Lisbon, University of Lisbon and Faculty of Letters,
November 4 – 7, 2003

The University of Lisbon and the Faculty of Letters will host in November 2003 the 9th International
‘Culture and Power’ Conference, the annual Conference of the Iberian Association for Cultural Studies. The general theme of the Conference is Cultural Studies in the World Today.

The Conference is organised by the staff, students and associates of the Postgraduate ‘Culture and Society’ Programme (Dept of English Studies) – responsible from 1997 onwards for the Lisbon Culture Conference – and by Mundiconvenius (directed by Luisa Ahrens Teixeira). This year’s Conference will be focally concerned with the world we live in, its defining social, economic, political and cultural traits, and with how cultural studies can contribute to a more accurate and politically relevant knowledge of those traits and of the forces, strategies, vectors,
relations and structures of power which make such traits effective and changeable by social practice.

The Conference is sponsored by the University of Lisbon, the Faculty of Letters and the Department of English Studies. Other sponsors will be announced in due course.

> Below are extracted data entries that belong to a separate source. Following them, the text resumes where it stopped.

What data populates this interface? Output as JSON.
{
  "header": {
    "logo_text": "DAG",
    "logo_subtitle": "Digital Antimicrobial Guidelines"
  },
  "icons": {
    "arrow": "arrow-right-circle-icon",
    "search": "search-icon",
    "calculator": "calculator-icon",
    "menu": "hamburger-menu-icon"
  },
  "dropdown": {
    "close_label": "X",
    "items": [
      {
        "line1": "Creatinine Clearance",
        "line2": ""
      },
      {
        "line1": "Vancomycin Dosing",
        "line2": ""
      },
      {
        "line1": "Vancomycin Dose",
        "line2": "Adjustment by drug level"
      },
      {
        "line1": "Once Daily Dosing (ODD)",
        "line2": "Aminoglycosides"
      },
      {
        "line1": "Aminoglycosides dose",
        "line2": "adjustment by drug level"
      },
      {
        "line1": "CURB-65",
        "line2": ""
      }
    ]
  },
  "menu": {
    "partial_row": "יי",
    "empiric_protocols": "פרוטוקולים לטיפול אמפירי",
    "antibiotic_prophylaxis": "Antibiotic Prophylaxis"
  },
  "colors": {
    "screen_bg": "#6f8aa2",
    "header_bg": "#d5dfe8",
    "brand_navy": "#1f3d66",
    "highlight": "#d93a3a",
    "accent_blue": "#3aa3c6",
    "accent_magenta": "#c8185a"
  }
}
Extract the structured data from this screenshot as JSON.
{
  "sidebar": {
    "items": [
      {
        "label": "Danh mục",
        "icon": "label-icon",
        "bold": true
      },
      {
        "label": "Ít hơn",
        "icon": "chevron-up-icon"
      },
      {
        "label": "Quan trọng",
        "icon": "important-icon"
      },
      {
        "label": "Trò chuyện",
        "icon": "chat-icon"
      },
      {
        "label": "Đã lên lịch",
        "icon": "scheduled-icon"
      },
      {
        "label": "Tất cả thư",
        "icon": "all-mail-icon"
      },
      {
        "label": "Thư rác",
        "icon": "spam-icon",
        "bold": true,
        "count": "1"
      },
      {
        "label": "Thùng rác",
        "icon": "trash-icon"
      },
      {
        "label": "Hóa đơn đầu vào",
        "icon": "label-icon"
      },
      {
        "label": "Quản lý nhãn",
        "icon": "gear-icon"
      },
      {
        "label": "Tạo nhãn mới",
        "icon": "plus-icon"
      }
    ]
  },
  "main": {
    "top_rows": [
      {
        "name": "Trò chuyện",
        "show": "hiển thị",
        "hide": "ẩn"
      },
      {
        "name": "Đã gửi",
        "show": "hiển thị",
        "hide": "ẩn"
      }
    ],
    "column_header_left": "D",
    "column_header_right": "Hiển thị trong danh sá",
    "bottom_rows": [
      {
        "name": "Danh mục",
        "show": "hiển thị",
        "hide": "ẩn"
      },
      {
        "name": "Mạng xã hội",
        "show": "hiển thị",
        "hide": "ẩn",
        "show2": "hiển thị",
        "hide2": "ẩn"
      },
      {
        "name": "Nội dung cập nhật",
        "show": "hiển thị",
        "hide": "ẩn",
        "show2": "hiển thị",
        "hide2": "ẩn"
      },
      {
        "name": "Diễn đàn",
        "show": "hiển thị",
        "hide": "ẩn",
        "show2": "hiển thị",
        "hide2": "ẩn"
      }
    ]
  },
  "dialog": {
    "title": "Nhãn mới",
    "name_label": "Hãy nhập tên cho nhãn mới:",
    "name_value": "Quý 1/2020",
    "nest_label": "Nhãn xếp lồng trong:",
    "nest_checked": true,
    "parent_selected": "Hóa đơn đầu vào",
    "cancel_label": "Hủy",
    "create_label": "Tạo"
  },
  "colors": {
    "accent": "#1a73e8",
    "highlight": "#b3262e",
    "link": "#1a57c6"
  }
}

Three distinguished scholars of international repute have been invited and confirmed their participation as keynote speakers:
Professor Zygmunt Bauman (Emeritus Professor of the Universities of Leeds and Warsaw)
Professor Chantal Cornut-Gentille d’Arcy (University of Zaragoza)
Professor Lawrence Grossberg (University of North Carolina at Chapel Hill)

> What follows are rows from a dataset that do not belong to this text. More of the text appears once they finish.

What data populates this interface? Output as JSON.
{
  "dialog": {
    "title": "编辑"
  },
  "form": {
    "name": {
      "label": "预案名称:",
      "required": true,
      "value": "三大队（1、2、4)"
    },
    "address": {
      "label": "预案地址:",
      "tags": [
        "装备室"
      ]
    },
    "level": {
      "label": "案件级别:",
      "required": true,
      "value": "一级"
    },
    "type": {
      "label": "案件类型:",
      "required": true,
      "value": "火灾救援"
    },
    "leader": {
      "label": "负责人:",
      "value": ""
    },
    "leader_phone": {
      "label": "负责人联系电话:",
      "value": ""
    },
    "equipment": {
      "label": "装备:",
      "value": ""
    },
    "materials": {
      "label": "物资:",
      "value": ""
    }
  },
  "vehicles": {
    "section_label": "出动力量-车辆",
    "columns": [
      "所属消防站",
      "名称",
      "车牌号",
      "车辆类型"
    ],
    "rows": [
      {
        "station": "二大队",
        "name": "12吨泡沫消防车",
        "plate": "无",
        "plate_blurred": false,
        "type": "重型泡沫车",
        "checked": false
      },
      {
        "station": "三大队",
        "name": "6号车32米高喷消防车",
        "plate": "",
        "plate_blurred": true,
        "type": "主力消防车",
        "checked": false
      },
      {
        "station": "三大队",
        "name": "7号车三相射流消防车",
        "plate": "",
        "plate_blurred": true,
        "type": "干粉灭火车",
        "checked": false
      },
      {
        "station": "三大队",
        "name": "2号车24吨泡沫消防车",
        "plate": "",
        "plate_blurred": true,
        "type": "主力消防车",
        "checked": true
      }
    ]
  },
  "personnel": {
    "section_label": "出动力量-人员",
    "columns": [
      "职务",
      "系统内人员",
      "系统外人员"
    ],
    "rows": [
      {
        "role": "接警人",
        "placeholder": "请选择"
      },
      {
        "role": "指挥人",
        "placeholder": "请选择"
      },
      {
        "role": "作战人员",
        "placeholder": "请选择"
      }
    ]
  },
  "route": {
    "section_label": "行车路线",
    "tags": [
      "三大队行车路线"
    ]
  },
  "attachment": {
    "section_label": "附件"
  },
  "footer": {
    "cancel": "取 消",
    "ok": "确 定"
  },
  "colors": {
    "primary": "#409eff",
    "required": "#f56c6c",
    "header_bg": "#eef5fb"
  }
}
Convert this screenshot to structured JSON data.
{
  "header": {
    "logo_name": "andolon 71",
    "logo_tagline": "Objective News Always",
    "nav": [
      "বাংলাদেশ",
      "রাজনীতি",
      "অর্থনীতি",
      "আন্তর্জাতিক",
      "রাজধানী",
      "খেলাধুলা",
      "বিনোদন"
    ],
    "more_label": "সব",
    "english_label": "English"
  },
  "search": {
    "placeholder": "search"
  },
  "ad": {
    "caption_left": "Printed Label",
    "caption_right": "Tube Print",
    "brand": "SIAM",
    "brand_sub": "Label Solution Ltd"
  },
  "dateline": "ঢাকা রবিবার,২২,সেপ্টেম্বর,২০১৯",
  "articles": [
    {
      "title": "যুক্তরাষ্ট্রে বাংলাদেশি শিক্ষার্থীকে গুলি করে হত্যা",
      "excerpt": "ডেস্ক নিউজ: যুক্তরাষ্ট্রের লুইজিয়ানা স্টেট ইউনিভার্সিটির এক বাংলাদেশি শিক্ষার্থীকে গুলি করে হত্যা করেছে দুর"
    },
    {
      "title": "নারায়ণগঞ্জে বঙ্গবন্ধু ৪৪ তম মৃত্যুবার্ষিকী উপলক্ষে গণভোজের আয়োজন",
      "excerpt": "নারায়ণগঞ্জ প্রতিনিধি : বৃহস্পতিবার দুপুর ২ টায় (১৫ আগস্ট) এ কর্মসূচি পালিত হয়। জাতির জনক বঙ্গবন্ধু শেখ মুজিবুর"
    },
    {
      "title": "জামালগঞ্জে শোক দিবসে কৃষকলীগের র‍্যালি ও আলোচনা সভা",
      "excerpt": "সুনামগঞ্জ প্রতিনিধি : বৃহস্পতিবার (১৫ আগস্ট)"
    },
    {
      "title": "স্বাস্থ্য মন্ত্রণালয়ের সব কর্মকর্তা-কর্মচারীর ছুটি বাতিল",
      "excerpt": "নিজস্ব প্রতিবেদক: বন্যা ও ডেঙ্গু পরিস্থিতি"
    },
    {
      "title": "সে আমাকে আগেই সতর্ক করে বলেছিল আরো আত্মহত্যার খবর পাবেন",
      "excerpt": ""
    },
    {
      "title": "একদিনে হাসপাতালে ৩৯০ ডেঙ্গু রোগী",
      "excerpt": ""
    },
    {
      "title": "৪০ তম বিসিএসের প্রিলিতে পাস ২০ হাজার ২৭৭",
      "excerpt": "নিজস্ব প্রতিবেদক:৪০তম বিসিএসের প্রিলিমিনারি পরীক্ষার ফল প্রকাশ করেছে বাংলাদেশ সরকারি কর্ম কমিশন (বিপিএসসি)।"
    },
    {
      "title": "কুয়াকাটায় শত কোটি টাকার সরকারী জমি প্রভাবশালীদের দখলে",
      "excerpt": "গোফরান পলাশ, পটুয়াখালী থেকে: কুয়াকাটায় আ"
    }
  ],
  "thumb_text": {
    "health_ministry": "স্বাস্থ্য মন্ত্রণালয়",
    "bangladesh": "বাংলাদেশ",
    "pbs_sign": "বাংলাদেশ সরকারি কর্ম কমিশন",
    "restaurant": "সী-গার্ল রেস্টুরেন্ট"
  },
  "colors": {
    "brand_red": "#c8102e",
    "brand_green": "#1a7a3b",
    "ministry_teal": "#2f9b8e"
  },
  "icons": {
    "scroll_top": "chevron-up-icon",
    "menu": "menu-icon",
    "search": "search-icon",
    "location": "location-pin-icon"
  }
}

Papers are hereby called for, from a variety of intellectual disciplines and practices in the fields of human and social sciences, dealing with either the general theme of the Conference or contributing to the themed sessions articulated around it (‘Citizenship, knowledge and power’, ‘Critical pedagogy: Which future?’, ‘Cultural identities, old and new’, ‘A geography of the possible: Autobiography as a knowable community’, ‘George Orwell’s centenary’, ‘Girl-hostile and girl-friendly cultures’, ‘Imagining communities of identity: The aftermath of 9/11’, ‘Society, class, community’, and ‘Utopia and cultural studies’), whose abstracts are to be found on the Conference’s webpage.
Selections of blind-refereed, peer-reviewed papers will be published in various forms (journals or themed volumes).